2014-12-08 05:55:16 | コラムと名言

◎藤村操青年と「ホレーショの哲学」

 藤村操のいわゆる「巌頭の感」に、「ホレーショの哲学」という言葉が出てくる。この言葉は、シェイクスピアの『ハムレット』に登場する脇役(ハムレットの親友)・ホレーショ(Horatio)に由来するという。以下は、言語郎さんのブログにあった「華厳の滝投身自殺と『ホレーショの哲学』(改訂版)」という記事(二〇〇七・五・二三)からの引用である。

「巌頭乃感」と題した遺書は、滝のかたわらのナラの大木の幹に書かれていた。「人生、曰く不可解」という文言で知られているが、文中に「ホレーショの哲学、ついに何等のオソリティーに価するものぞ」という一節がある。旧制一高の超エリートには及びもつかない凡才ながら、昭和30年代後半に釧路の片田舎の高校生だった私は、青春時代特有のリリシズムからか、この「巌頭乃感」の全文を諳んじていた。だが、「ホレーショの哲学」が長い間分からなかった。
 ホレーショという名の哲学者ないしは学派が実在するのか。なにか参考文献はないものか。ホレーショが、実在した哲学者ではなく、シェークスピアの『ハムレット』の脇役的な登場人物と知ったのは、中年になってからである。
 疑問はしかし、完全には氷解しなかった。『ハムレット』を通読しなおしてみても、ホレーショがどんな哲学――それも読者の一人を厭世自殺させるような人生観――の持ち主なのかさっぱりつかめなかったからだ。該当の原文は、主人公の王子・ハムレットが親友でもある臣下のホレーショに対し
"There are more things in heaven and earth, Horatio. Than are dreamt of in your philosophy"
と語る個所だ(第1幕、第5場)。
 字句通りに訳せば、「ホレーショよ。天と地の間には君の哲学で夢想されるよりはるかに多くのものがあるのだ」となる。つまり"your philosophy"を「君の哲学」=「ホレーショの哲学」と読んでもおかしくないように思える。ところが、これが誤訳というのだから翻訳は一筋縄ではいかない。
 
 言語郎さんの翌日のブログによれば(二〇〇七・五・二四の記事)、この"your philosophy"を、「君の哲学」と訳すのは誤訳で、「例の哲学」、「いわゆる哲学」などと訳すべきだという。
 そうだったのか。ホレーショというのが、ハムレットに登場する人物であることは知っていた。しかし、「ホレーショの哲学」が、誤訳に基づいたものであることは、昨日、言語郎さんのブログに接して、初めて知らされた次第である。それにしても、インターネットというのは、ありがたい。まさに情報の宝庫である。
 さて、以下に再度、言語郎さんのブログから、引用させていただこう(二〇〇七・五・二四の記事)。

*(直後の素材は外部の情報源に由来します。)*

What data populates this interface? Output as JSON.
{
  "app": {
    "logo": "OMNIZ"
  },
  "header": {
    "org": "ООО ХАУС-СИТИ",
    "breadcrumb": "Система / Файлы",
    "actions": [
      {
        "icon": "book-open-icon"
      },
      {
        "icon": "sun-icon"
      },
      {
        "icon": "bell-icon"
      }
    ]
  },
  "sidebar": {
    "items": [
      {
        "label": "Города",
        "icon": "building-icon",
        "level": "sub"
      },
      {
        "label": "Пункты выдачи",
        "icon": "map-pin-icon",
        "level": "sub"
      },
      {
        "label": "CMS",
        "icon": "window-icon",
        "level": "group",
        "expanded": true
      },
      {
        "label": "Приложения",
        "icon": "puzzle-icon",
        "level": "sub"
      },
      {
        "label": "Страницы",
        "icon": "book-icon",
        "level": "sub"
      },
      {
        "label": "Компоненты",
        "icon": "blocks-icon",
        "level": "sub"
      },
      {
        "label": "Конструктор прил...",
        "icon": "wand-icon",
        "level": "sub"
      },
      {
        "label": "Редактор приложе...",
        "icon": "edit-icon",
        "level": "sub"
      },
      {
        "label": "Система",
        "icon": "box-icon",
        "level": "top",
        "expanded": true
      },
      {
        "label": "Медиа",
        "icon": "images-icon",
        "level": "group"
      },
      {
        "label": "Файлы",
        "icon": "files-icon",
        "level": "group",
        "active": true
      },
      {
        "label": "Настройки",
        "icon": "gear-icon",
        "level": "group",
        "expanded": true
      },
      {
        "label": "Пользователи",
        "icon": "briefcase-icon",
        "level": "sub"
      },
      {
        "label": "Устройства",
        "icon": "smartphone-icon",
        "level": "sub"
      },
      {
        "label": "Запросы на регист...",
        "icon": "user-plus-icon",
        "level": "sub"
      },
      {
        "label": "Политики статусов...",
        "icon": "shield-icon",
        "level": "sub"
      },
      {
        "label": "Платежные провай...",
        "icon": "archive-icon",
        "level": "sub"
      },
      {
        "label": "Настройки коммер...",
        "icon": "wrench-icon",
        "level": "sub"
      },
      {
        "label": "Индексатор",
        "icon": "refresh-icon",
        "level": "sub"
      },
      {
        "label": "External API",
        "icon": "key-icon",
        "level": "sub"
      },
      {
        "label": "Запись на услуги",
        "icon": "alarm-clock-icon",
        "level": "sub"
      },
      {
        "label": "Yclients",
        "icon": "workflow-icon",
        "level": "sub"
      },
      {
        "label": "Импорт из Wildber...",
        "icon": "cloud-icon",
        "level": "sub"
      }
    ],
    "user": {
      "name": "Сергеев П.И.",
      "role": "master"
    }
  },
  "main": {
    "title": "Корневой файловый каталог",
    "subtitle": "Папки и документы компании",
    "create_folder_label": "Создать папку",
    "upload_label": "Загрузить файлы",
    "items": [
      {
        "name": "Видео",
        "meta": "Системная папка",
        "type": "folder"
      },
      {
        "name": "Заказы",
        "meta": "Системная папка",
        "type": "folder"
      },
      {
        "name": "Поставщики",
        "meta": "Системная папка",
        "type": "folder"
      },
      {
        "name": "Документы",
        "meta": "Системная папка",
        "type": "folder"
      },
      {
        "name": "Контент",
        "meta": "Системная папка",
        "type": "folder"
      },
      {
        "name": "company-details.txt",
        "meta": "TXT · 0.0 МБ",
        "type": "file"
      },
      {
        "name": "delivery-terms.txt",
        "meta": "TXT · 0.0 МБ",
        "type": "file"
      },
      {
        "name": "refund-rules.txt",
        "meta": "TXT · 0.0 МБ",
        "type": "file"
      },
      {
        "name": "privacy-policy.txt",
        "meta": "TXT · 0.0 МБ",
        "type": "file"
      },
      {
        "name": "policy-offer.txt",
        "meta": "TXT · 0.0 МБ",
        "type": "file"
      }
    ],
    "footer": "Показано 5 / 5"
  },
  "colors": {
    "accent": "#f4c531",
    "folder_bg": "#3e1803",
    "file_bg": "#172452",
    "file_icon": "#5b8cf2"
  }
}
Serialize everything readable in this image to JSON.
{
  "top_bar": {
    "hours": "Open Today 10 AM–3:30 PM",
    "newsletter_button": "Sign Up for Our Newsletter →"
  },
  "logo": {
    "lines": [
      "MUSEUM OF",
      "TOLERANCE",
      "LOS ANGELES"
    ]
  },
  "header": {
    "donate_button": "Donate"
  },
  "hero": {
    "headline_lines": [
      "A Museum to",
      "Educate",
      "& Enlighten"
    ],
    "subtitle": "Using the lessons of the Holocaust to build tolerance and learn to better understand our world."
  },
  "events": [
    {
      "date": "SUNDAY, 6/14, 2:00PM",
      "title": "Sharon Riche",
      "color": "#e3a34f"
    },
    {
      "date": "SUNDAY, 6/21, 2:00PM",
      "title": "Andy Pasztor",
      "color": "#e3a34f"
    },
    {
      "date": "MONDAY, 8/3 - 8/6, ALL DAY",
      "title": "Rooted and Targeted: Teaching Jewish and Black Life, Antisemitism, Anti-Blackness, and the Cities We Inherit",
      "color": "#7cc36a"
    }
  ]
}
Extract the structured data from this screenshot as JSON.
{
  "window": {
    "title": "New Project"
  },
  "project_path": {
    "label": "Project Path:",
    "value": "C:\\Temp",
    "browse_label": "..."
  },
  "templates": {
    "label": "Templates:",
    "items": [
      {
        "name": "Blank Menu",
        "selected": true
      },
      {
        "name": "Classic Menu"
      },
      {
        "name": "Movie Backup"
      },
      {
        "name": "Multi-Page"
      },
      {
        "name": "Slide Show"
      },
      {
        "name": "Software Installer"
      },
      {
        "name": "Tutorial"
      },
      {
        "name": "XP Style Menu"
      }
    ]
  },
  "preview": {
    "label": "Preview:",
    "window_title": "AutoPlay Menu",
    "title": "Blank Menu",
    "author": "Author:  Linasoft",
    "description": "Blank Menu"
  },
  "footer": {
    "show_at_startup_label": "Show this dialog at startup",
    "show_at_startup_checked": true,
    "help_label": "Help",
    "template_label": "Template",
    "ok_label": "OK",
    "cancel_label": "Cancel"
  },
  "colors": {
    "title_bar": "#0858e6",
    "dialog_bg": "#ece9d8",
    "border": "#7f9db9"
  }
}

 すぐれた翻訳家でもある英文学者の行方昭夫氏も、岩波書店の同時代ライブラリー・シリーズ『英文快読術』の中の「既知の語でも辞書を引く習慣を」と説いた行(くだり)で「ホレーショの哲学」を取り上げ、こう述べている。
[ 藤村青年はyourを「きみの」と解したのであった。この事件は明治36年のことであるから、当時の英和辞書には出ていなかったと思われるけれど、今の辞書なら何でも教えてくれるから、yourを引けば必ず「(通例けなして)いわゆる、かの、例の」と説明されている。 ]

 これによれば、英文学者の行方昭夫〈ナメカタ・アキオ〉さんは、藤村操青年が、ハムレットを原文で読んでいて、その際に、yourを誤訳したと捉えているようである。
 しかし、藤村操青年は、本当に、ハムレットを原文で読んでいたのだろうか。むしろ、"your philosophy"を「君の哲学」(=「ホレーショの哲学」)と誤訳した翻訳書があって、それを読んでいたと見るほうが自然ではないか。
 このように言うのには、ひとつ根拠がある。藤村青年の投身した日の六日前に刊行された『天人論』(朝報社)という本がある。『万朝報』の記者・黒岩涙香(周六)が書いた哲学書である(一昨日のブログ参照)。同書の二八ページに黒岩は、三つの「名言」を引用しているが、その最初にあるのは、次の名言である。

 ホレーショよ、天地には汝が哲学にて夢想し得ざる所の者あり 砂翁のハムレツト

「砂翁」とあるのは、あるいは「沙翁」の誤植か。いずれにしても、シェークスピアのことである。
 さて、黒岩涙香は、この言葉を、誰の翻訳から引いたのだろうか。これは、まだ調べていないが、できれば、博雅のご教示を得たい。いずれにしても、この当時、"your philosophy"を「汝が哲学」というように誤訳した翻訳家がいたことは間違いない。そして、ハムレットのこの台詞が、誤訳されたままで、引用、再引用されていた可能性も、十分に考えられる。あるいは、その誤訳に従って、「ホレーショの哲学」なるものがあるかのような誤解が、藤村操を含む一部の識者に広がっていた可能性もある。
 いずれにしても、藤村操の「巌頭の感」に「ホレーショ」という名前が出てくるのを知って、いちばん驚いたのは黒岩涙香であったに違いない。